- Location of Villa Hills in Kenton County, Kentucky.
- Coordinates: 39°03′56″N 84°35′42″W﻿ / ﻿39.06556°N 84.59500°W
- Country: United States
- State: Kentucky
- County: Kenton
- Established: June 7, 1962

Government
- • Type: Mayor-Council
- • Mayor: Heather Jansen

Area
- • Total: 4.36 sq mi (11.29 km^{2})
- • Land: 3.60 sq mi (9.33 km^{2})
- • Water: 0.76 sq mi (1.96 km^{2})
- Elevation: 886 ft (270 m)

Population (2020)
- • Total: 7,310
- • Estimate (2025): 7,797
- • Density: 2,030/sq mi (783.7/km^{2})
- Time zone: UTC-5 (Eastern (EST))
- • Summer (DST): UTC-4 (EDT)
- ZIP code: 41017
- Area code: 859
- FIPS code: 21-79698
- GNIS feature ID: 2405652
- Website: villahillsky.org

= Villa Hills, Kentucky =

Villa Hills is a home rule-class city in Kenton County, Kentucky along the Ohio River. The population was 7,310 at the 2020 census.

==Geography==

According to the United States Census Bureau, the city has a total area of 4.4 sqmi, of which 3.7 sqmi is land and 0.8 sqmi (16.85%) is water.

==Demographics==
===2020 census===
As of the 2020 census, Villa Hills had a population of 7,310. The median age was 47.6 years. 20.5% of residents were under the age of 18 and 25.2% of residents were 65 years of age or older. For every 100 females there were 92.6 males, and for every 100 females age 18 and over there were 90.4 males age 18 and over.

100.0% of residents lived in urban areas, while 0.0% lived in rural areas.

There were 2,888 households in Villa Hills, of which 27.7% had children under the age of 18 living in them. Of all households, 61.7% were married-couple households, 12.2% were households with a male householder and no spouse or partner present, and 21.2% were households with a female householder and no spouse or partner present. About 23.3% of all households were made up of individuals and 11.8% had someone living alone who was 65 years of age or older.

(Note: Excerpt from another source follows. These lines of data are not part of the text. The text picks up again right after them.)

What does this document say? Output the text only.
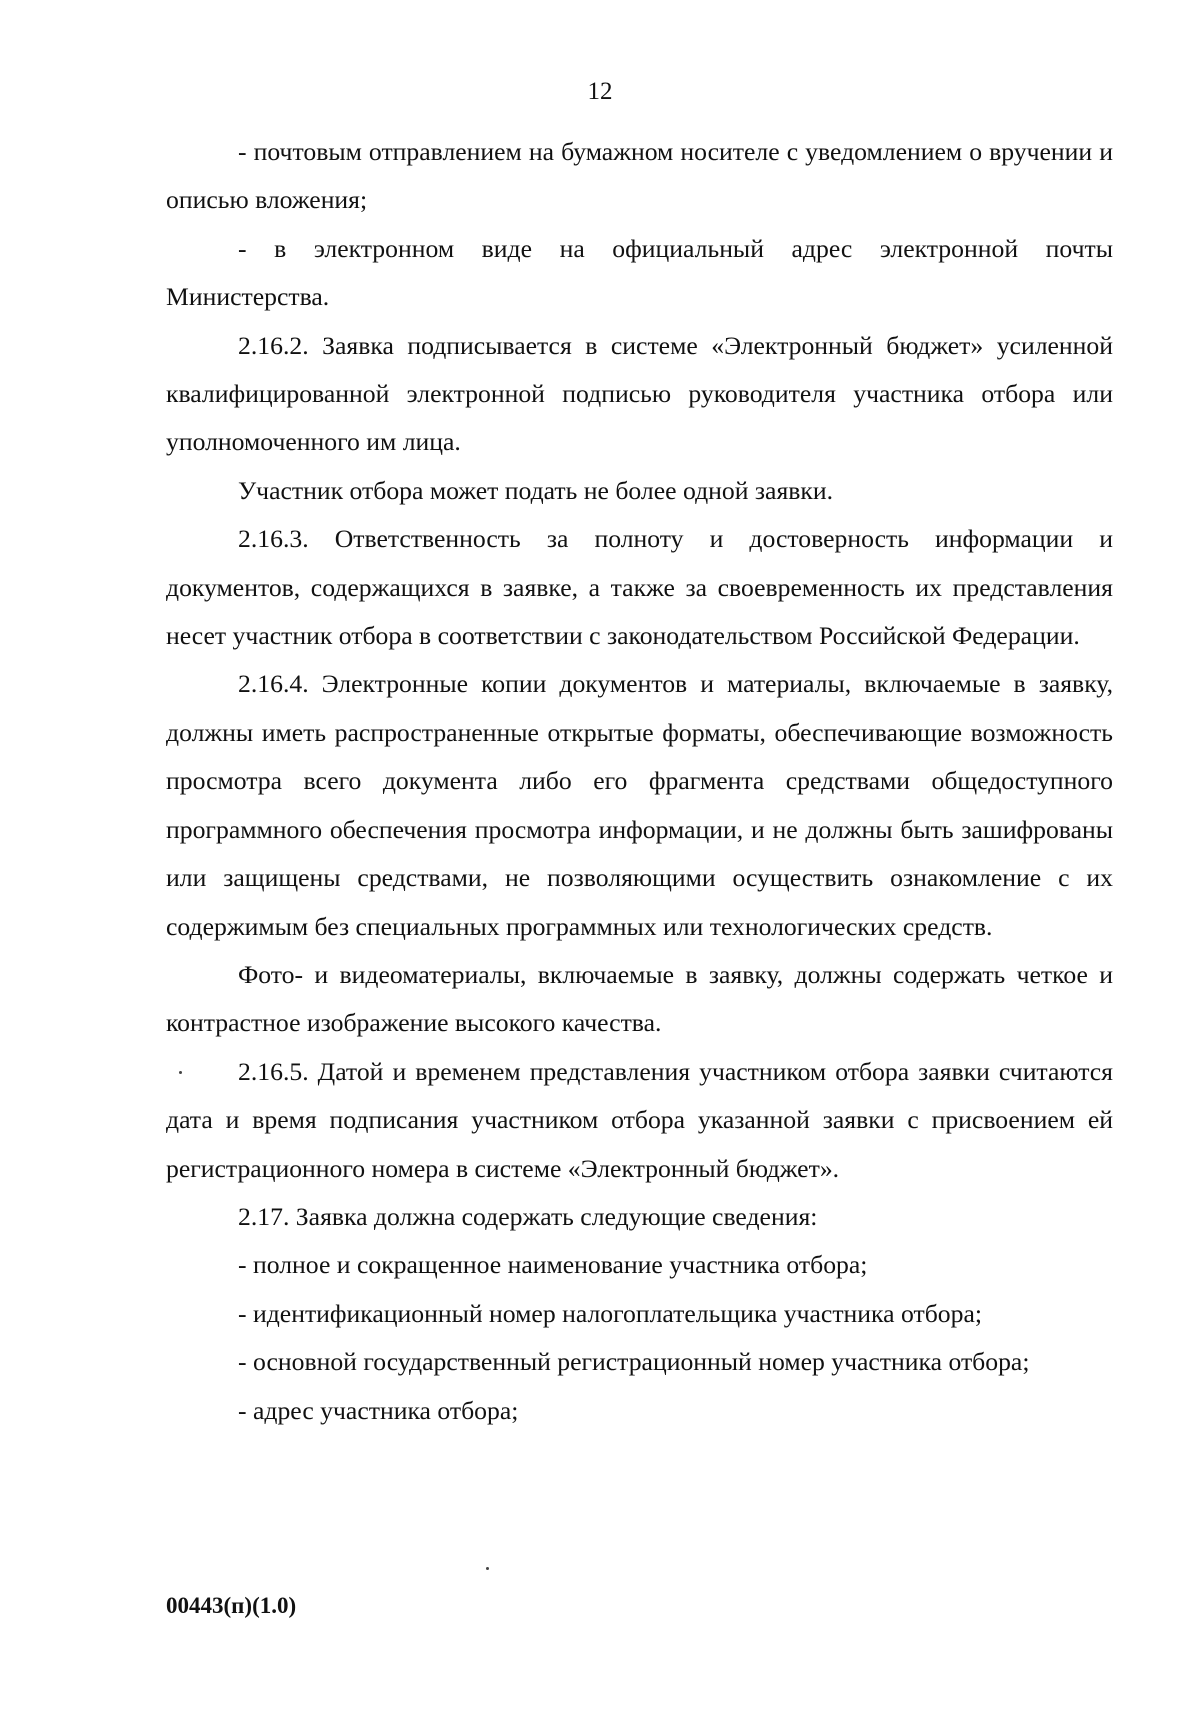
12

- почтовым отправлением на бумажном носителе с уведомлением о вручении и описью вложения;

- в электронном виде на официальный адрес электронной почты Министерства.

2.16.2. Заявка подписывается в системе «Электронный бюджет» усиленной квалифицированной электронной подписью руководителя участника отбора или уполномоченного им лица.

Участник отбора может подать не более одной заявки.

2.16.3. Ответственность за полноту и достоверность информации и документов, содержащихся в заявке, а также за своевременность их представления несет участник отбора в соответствии с законодательством Российской Федерации.

2.16.4. Электронные копии документов и материалы, включаемые в заявку, должны иметь распространенные открытые форматы, обеспечивающие возможность просмотра всего документа либо его фрагмента средствами общедоступного программного обеспечения просмотра информации, и не должны быть зашифрованы или защищены средствами, не позволяющими осуществить ознакомление с их содержимым без специальных программных или технологических средств.

Фото- и видеоматериалы, включаемые в заявку, должны содержать четкое и контрастное изображение высокого качества.

2.16.5. Датой и временем представления участником отбора заявки считаются дата и время подписания участником отбора указанной заявки с присвоением ей регистрационного номера в системе «Электронный бюджет».

2.17. Заявка должна содержать следующие сведения:

- полное и сокращенное наименование участника отбора;

- идентификационный номер налогоплательщика участника отбора;

- основной государственный регистрационный номер участника отбора;

- адрес участника отбора;

00443(п)(1.0)
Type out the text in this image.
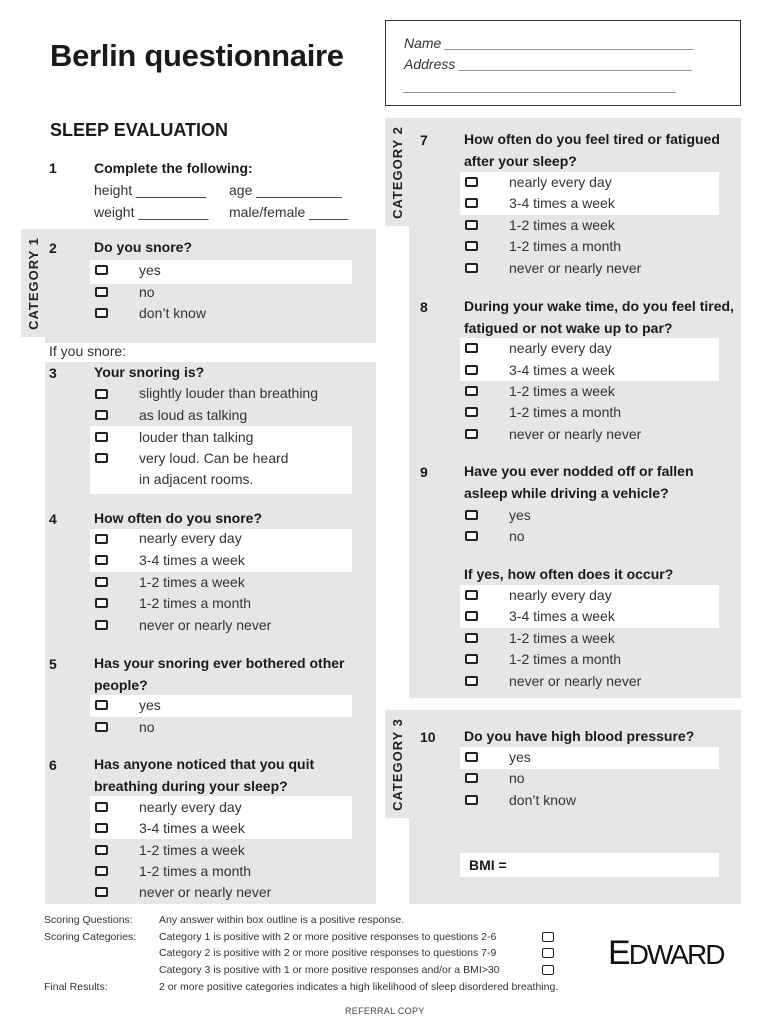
Berlin questionnaire	Name ________________________________
Address ______________________________
___________________________________
SLEEP EVALUATION
1	Complete the following:
height _________ age ___________
weight _________ male/female _____
CATEGORY 1 2	Do you snore?
yes
no
don’t know
If you snore:
3	Your snoring is?
slightly louder than breathing
as loud as talking
louder than talking
very loud. Can be heard
in adjacent rooms.
4	How often do you snore?
nearly every day
3-4 times a week
1-2 times a week
1-2 times a month
never or nearly never
5	Has your snoring ever bothered other
people?
yes
no
6	Has anyone noticed that you quit
breathing during your sleep?
nearly every day
3-4 times a week
1-2 times a week
1-2 times a month
never or nearly never
CATEGORY 2 7	How often do you feel tired or fatigued
after your sleep?
nearly every day
3-4 times a week
1-2 times a week
1-2 times a month
never or nearly never
8	During your wake time, do you feel tired,
fatigued or not wake up to par?
nearly every day
3-4 times a week
1-2 times a week
1-2 times a month
never or nearly never
9	Have you ever nodded off or fallen
asleep while driving a vehicle?
yes
no
If yes, how often does it occur?
nearly every day
3-4 times a week
1-2 times a week
1-2 times a month
never or nearly never
CATEGORY 3 10 Do you have high blood pressure?
yes
no
don’t know
BMI =
Scoring Questions:	Any answer within box outline is a positive response.
Scoring Categories: Category 1 is positive with 2 or more positive responses to questions 2-6
Category 2 is positive with 2 or more positive responses to questions 7-9
Category 3 is positive with 1 or more positive responses and/or a BMI>30
Final Results:	2 or more positive categories indicates a high likelihood of sleep disordered breathing.
EDWARD
REFERRAL COPY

There were 2,967 housing units, of which 2.7% were vacant. The homeowner vacancy rate was 0.5% and the rental vacancy rate was 2.2%.

Racial composition as of the 2020 census
| Race | Number | Percent |
|---|---|---|
| White | 6,579 | 90.0% |
| Black or African American | 48 | 0.7% |
| American Indian and Alaska Native | 11 | 0.2% |
| Asian | 318 | 4.4% |
| Native Hawaiian and Other Pacific Islander | 1 | 0.0% |
| Some other race | 44 | 0.6% |
| Two or more races | 309 | 4.2% |
| Hispanic or Latino (of any race) | 136 | 1.9% |

===2000 census===
As of the census of 2000, there were 7,948 people, 2,808 households, and 2,209 families residing in the city. The population density was 2,144.3 PD/sqmi. There were 2,855 housing units at an average density of 770.2 /sqmi. The racial makeup of the city was 97.52% White, 0.45% African American, 0.16% Native American, 0.94% Asian, 0.16% from other races, and 0.75% from two or more races. Hispanic or Latino of any race were 0.84% of the population.

There were 2,808 households, out of which 38.9% had children under the age of 18 living with them, 69.6% were married couples living together, 7.1% had a female householder with no husband present, and 21.3% were non-families. 18.4% of all households were made up of individuals, and 5.8% had someone living alone who was 65 years of age or older. The average household size was 2.78 and the average family size was 3.20.

In the city, the population was spread out, with 26.7% under the age of 18, 7.9% from 18 to 24, 26.3% from 25 to 44, 29.1% from 45 to 64, and 10.0% who were 65 years of age or older. The median age was 39 years. For every 100 females, there were 96.2 males. For every 100 females age 18 and over, there were 89.8 males.

Historical population
| Census | Pop. | Note | %± |
| 1970 | 1,647 |  | — |
| 1980 | 4,384 |  | 166.2% |
| 1990 | 7,739 |  | 76.5% |
| 2000 | 7,948 |  | 2.7% |
| 2010 | 7,489 |  | −5.8% |
| 2020 | 7,310 |  | −2.4% |
| 2025 (est.) | 7,797 |  | 6.7% |
U.S. Decennial Census

===Income and poverty===
The median income for a household in the city was $73,523, and the median income for a family was $79,810. Males had a median income of $60,792 versus $34,949 for females. The per capita income for the city was $34,373. About 1.5% of families and 2.5% of the population were below the poverty line, including 2.1% of those under age 18 and 9.3% of those age 65 or over.
==Education==
There are two schools in Villa Hills currently. River Ridge Elementary is the local public elementary school, and Villa Madonna Academy, for which the town was named, is the local K-12 Roman Catholic school.